Point de départ de ce spectacle, la maladie d’Alzheimer. La mémoire qui se délite, se dégrade, malmenant l’identité : elle est le reflet ou l’allégorie d’une mémoire réécrite, « storytellisée » par la propagande officielle, celle de leur pays. En Russie, fondamental est le problème de la mémoire collective, une mémoire instrumentalisée, tue, bafouée ou étouffée une mémoire interdite qui a suscité et produit encore selon T. Frolova, « des dysfonctionnements et des incohérences graves », aptes à favoriser « pulsions autoritaires menaçant gravement les droits des citoyens ». Ainsi le harcèlement administratif et policier dont est victime le réseau russe Mémorial.

Bloc de sensations erratiques, chacun raconte sa propre histoire — corporelle, verbale — à force de répétitions, d’amalgames entre le passé et le présent, de confusions et de souvenirs.
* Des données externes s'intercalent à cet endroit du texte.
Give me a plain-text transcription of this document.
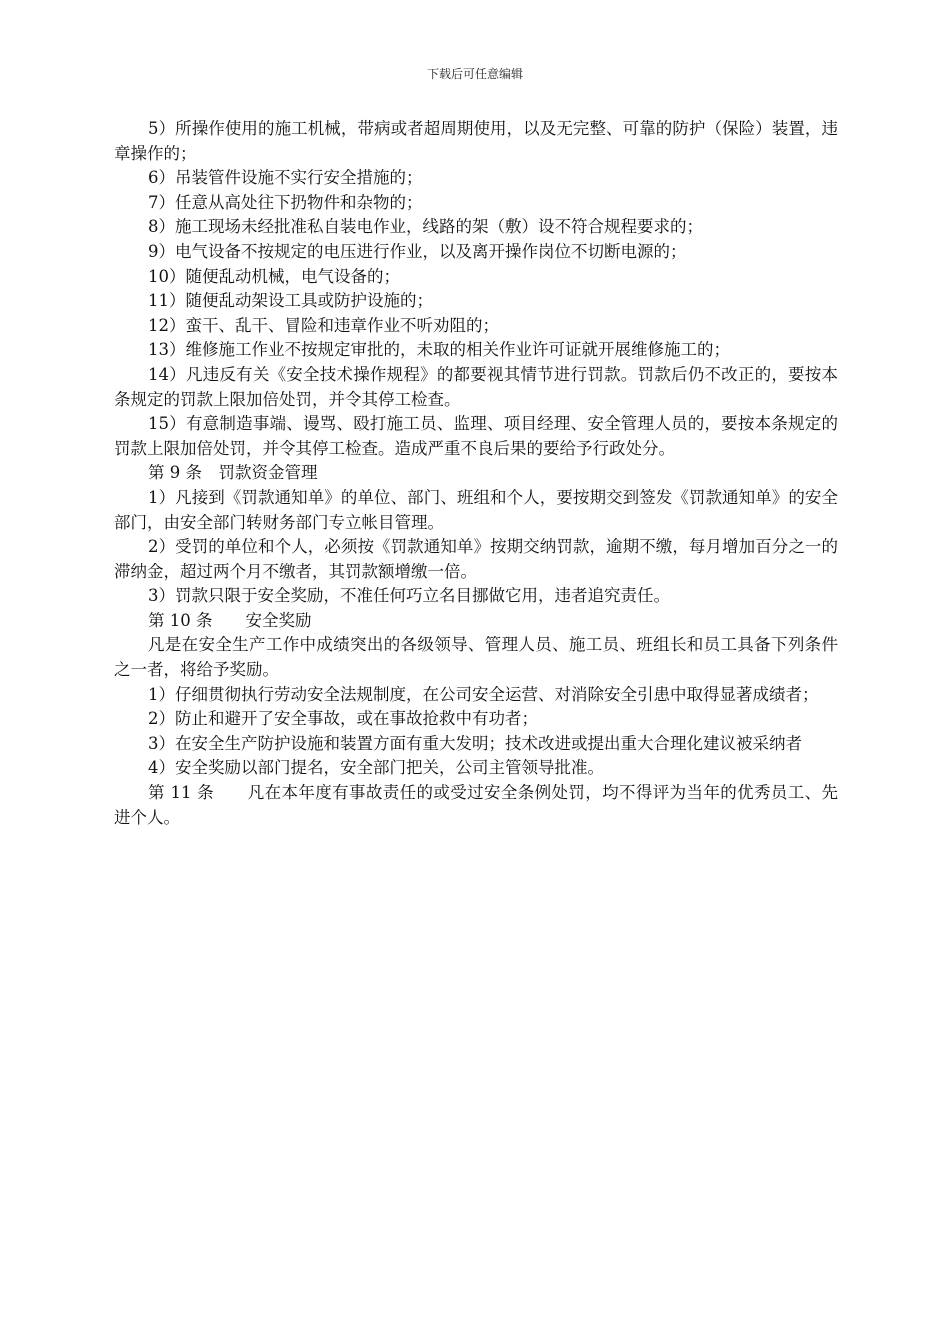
下载后可任意编辑

5）所操作使用的施工机械，带病或者超周期使用，以及无完整、可靠的防护（保险）装置，违章操作的；

6）吊装管件设施不实行安全措施的；

7）任意从高处往下扔物件和杂物的；

8）施工现场未经批准私自装电作业，线路的架（敷）设不符合规程要求的；

9）电气设备不按规定的电压进行作业，以及离开操作岗位不切断电源的；

10）随便乱动机械，电气设备的；

11）随便乱动架设工具或防护设施的；

12）蛮干、乱干、冒险和违章作业不听劝阻的；

13）维修施工作业不按规定审批的，未取的相关作业许可证就开展维修施工的；

14）凡违反有关《安全技术操作规程》的都要视其情节进行罚款。罚款后仍不改正的，要按本条规定的罚款上限加倍处罚，并令其停工检查。

15）有意制造事端、谩骂、殴打施工员、监理、项目经理、安全管理人员的，要按本条规定的罚款上限加倍处罚，并令其停工检查。造成严重不良后果的要给予行政处分。

第 9 条　罚款资金管理

1）凡接到《罚款通知单》的单位、部门、班组和个人，要按期交到签发《罚款通知单》的安全部门，由安全部门转财务部门专立帐目管理。

2）受罚的单位和个人，必须按《罚款通知单》按期交纳罚款，逾期不缴，每月增加百分之一的滞纳金，超过两个月不缴者，其罚款额增缴一倍。

3）罚款只限于安全奖励，不准任何巧立名目挪做它用，违者追究责任。

第 10 条　　安全奖励

凡是在安全生产工作中成绩突出的各级领导、管理人员、施工员、班组长和员工具备下列条件之一者，将给予奖励。

1）仔细贯彻执行劳动安全法规制度，在公司安全运营、对消除安全引患中取得显著成绩者；

2）防止和避开了安全事故，或在事故抢救中有功者；

3）在安全生产防护设施和装置方面有重大发明；技术改进或提出重大合理化建议被采纳者

4）安全奖励以部门提名，安全部门把关，公司主管领导批准。

第 11 条　　凡在本年度有事故责任的或受过安全条例处罚，均不得评为当年的优秀员工、先进个人。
Ecouter ce qui n’est que parcimonieusement livré, l’étrangeté et la poésie de certains messages, c’est recevoir l’expression d’un vécu douloureux et sensible, d’un questionnement sur les raisons d’une existence et sur le sens de toute destinée humaine. Travailler sur la forme et la réalité d’un démembrement psychique, dans le cas de la mère Elena Bessenova, une comédienne qui semble presque une apparition fantomatique issue de l’univers gothique et fantastique, pour entrer toujours plus profondément dans l’esprit et le cœur du spectateur. Entre les images qui sont mises en jeu, il y a des harmoniques, d’autres résonances. Comme dans la musique, on peut percevoir des notes qui ne sont pas jouées.
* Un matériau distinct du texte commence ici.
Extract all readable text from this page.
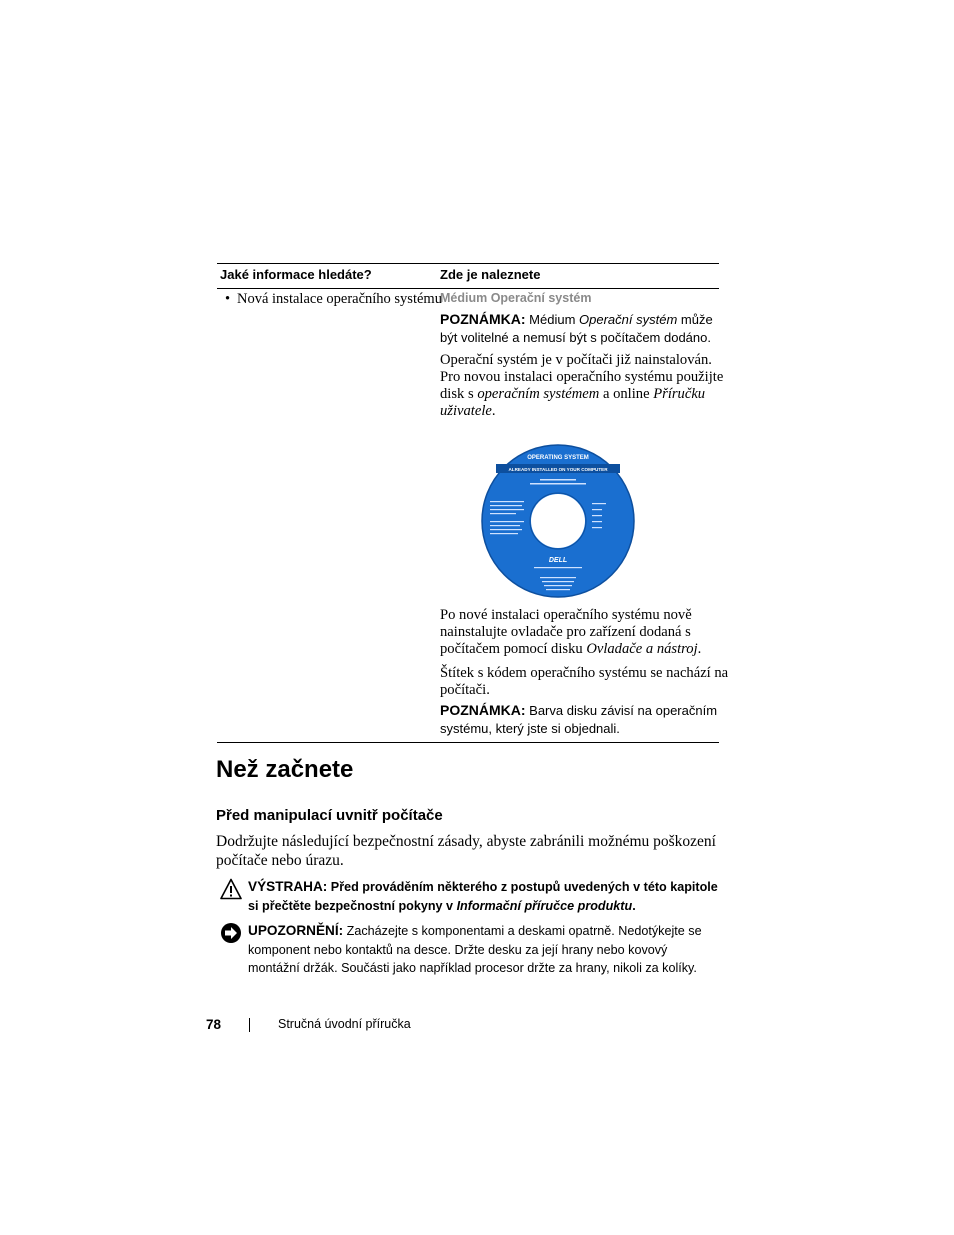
Jaké informace hledáte?	Zde je naleznete
• Nová instalace operačního systému
Médium Operační systém
POZNÁMKA: Médium Operační systém může být volitelné a nemusí být s počítačem dodáno.
Operační systém je v počítači již nainstalován. Pro novou instalaci operačního systému použijte disk s operačním systémem a online Příručku uživatele.
OPERATING SYSTEM
ALREADY INSTALLED ON YOUR COMPUTER
DELL
Po nové instalaci operačního systému nově nainstalujte ovladače pro zařízení dodaná s počítačem pomocí disku Ovladače a nástroj.
Štítek s kódem operačního systému se nachází na počítači.
POZNÁMKA: Barva disku závisí na operačním systému, který jste si objednali.
Než začnete
Před manipulací uvnitř počítače
Dodržujte následující bezpečnostní zásady, abyste zabránili možnému poškození počítače nebo úrazu.
VÝSTRAHA: Před prováděním některého z postupů uvedených v této kapitole si přečtěte bezpečnostní pokyny v Informační příručce produktu.
UPOZORNĚNÍ: Zacházejte s komponentami a deskami opatrně. Nedotýkejte se komponent nebo kontaktů na desce. Držte desku za její hrany nebo kovový montážní držák. Součásti jako například procesor držte za hrany, nikoli za kolíky.
78	Stručná úvodní příručka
La démarche n’est pas sans évoquer celle de la journaliste et écrivaine née en Ukraine et ayant fait ses études de journalisme en Biélorussie où elle vit aujourd’hui à Minsk, Svtelana Alexievitch. Dans La Fin de l’homme rouge ou le temps du désenchantement (2013), elle relaye une grande suite de témoignages dont on sort troublé comme rarement. Les témoignages recueillis et mis en forme laissent voir ce que deviennent celles et ceux qui survivent dans certains pays qui constituèrent l’Union Soviétique. Russie, Ukraine et Biélorussie, Géorgie et Arménie. Les personnes qui vécurent la défunte URSS, puis Gorbatchev et la Perestroïka, puis Eltsine et l’émergence du capitalisme délétère et brutal tenus par une poignée d’oligarques ,dont la plupart sont d’anciens bolchéviques zélés. Tous ces témoignages se tuilent et donnent à voir un contexte plus complexe, riche et polysémique que la plupart des reportages habituels publiés dans la presse occidentale.